Car Inzaghi n'est pas dupe, loin de là. Plus que quiconque, il est conscient de ses lacunes techniques et physiques, tout comme il entend les critiques dont il est l'objet. Alors il travaille, en se repassant en boucle les rencontres auxquelles il a participé. Ses détracteurs y voient peut-être du narcissisme, mais il s'agit de professionnalisme... Perfectionniste, il fait encore nuit blanche avant quasiment tous ses matches.
"C'est un grand professionnel", résume Ancelotti à propos d'un joueur tellement préoccupé par ses carences qu'il estime encore avoir des tas de choses à prouver. A 34 ans... Après avoir égalé le record de Muller, il n'essayait pas de cacher son émotion et déclarait : "Même à mon âge, on veut encore se prouver des choses.

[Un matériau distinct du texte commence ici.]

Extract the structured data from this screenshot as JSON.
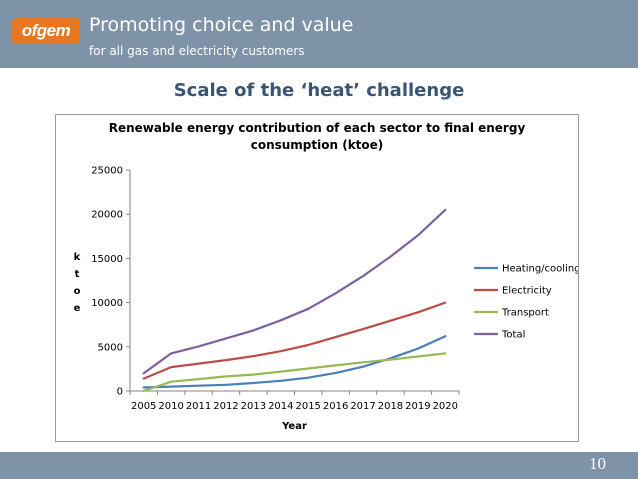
{
  "header": {
    "logo_text": "ofgem",
    "tagline_1": "Promoting choice and value",
    "tagline_2": "for all gas and electricity customers",
    "background_color": "#7f93a8",
    "logo_color": "#e87722"
  },
  "slide": {
    "title": "Scale of the ‘heat’ challenge",
    "page_number": "10"
  },
  "chart_data": {
    "type": "line",
    "title": "Renewable energy contribution of each sector to final energy consumption (ktoe)",
    "title_lines": [
      "Renewable energy contribution of each sector to final energy",
      "consumption (ktoe)"
    ],
    "xlabel": "Year",
    "ylabel": "ktoe",
    "categories": [
      "2005",
      "2010",
      "2011",
      "2012",
      "2013",
      "2014",
      "2015",
      "2016",
      "2017",
      "2018",
      "2019",
      "2020"
    ],
    "yticks": [
      0,
      5000,
      10000,
      15000,
      20000,
      25000
    ],
    "ylim": [
      0,
      25000
    ],
    "grid": false,
    "legend_position": "right",
    "series": [
      {
        "name": "Heating/cooling",
        "color": "#4a7ebb",
        "values": [
          400,
          500,
          600,
          700,
          900,
          1150,
          1500,
          2050,
          2750,
          3700,
          4800,
          6200
        ]
      },
      {
        "name": "Electricity",
        "color": "#be4b48",
        "values": [
          1400,
          2700,
          3100,
          3500,
          3950,
          4500,
          5200,
          6100,
          7000,
          7950,
          8900,
          10000
        ]
      },
      {
        "name": "Transport",
        "color": "#98b954",
        "values": [
          0,
          1050,
          1350,
          1650,
          1850,
          2200,
          2550,
          2900,
          3250,
          3550,
          3900,
          4250
        ]
      },
      {
        "name": "Total",
        "color": "#7d60a0",
        "values": [
          2000,
          4250,
          5050,
          5950,
          6850,
          8000,
          9300,
          11050,
          13000,
          15200,
          17600,
          20500
        ]
      }
    ]
  }
}
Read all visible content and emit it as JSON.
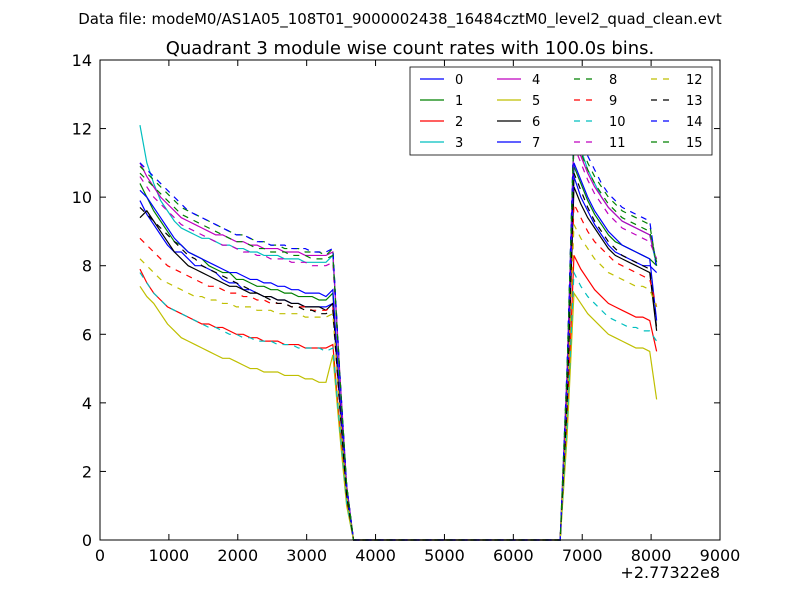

J'aime battre des records et faire mentir les gens qui disent que je suis trop vieux".
Cette féroce détermination à répondre aux critiques sur le terrain permet en tout cas à Inzaghi de poursuivre sa carrière au Milan AC. Malgré les arrivées d'Alberto Gilardino et de Ronaldo, il fait encore figure de star dans l'effectif rossonero. Après avoir atteint la barre des 62 réalisations pour sa 97ème apparition sur la scène européenne, il vise un autre chiffre : 34, comme le record de buts inscrits sous les couleurs milanaises en compétition continentale. Son détenteur n'est autre que son ancien partenaire Andryï Shevchenko.
"Ce serait sympa de battre le record de Sheva car c'était un super coéquipier et c'est un grand ami. J'ai de la chance de jouer dans une équipe qui m'a permis de marquer beaucoup de buts. Et puis on ne peut pas dire que l'altruisme soit l'une des mes grandes qualités", sourit le renard des surfaces, qui n'est plus qu'à une longueur de l'Ukrainien.
Typique du bonhomme, cette auto-dérision fait bien évidemment référence au côté "perso" que certains lui reprochent. Alors non, Inzaghi n'est pas un joueur parfait, ce dont il est bien conscient. Mais son but reste le même : être apprécié tel qu'il est par ses supporters et ses partenaires.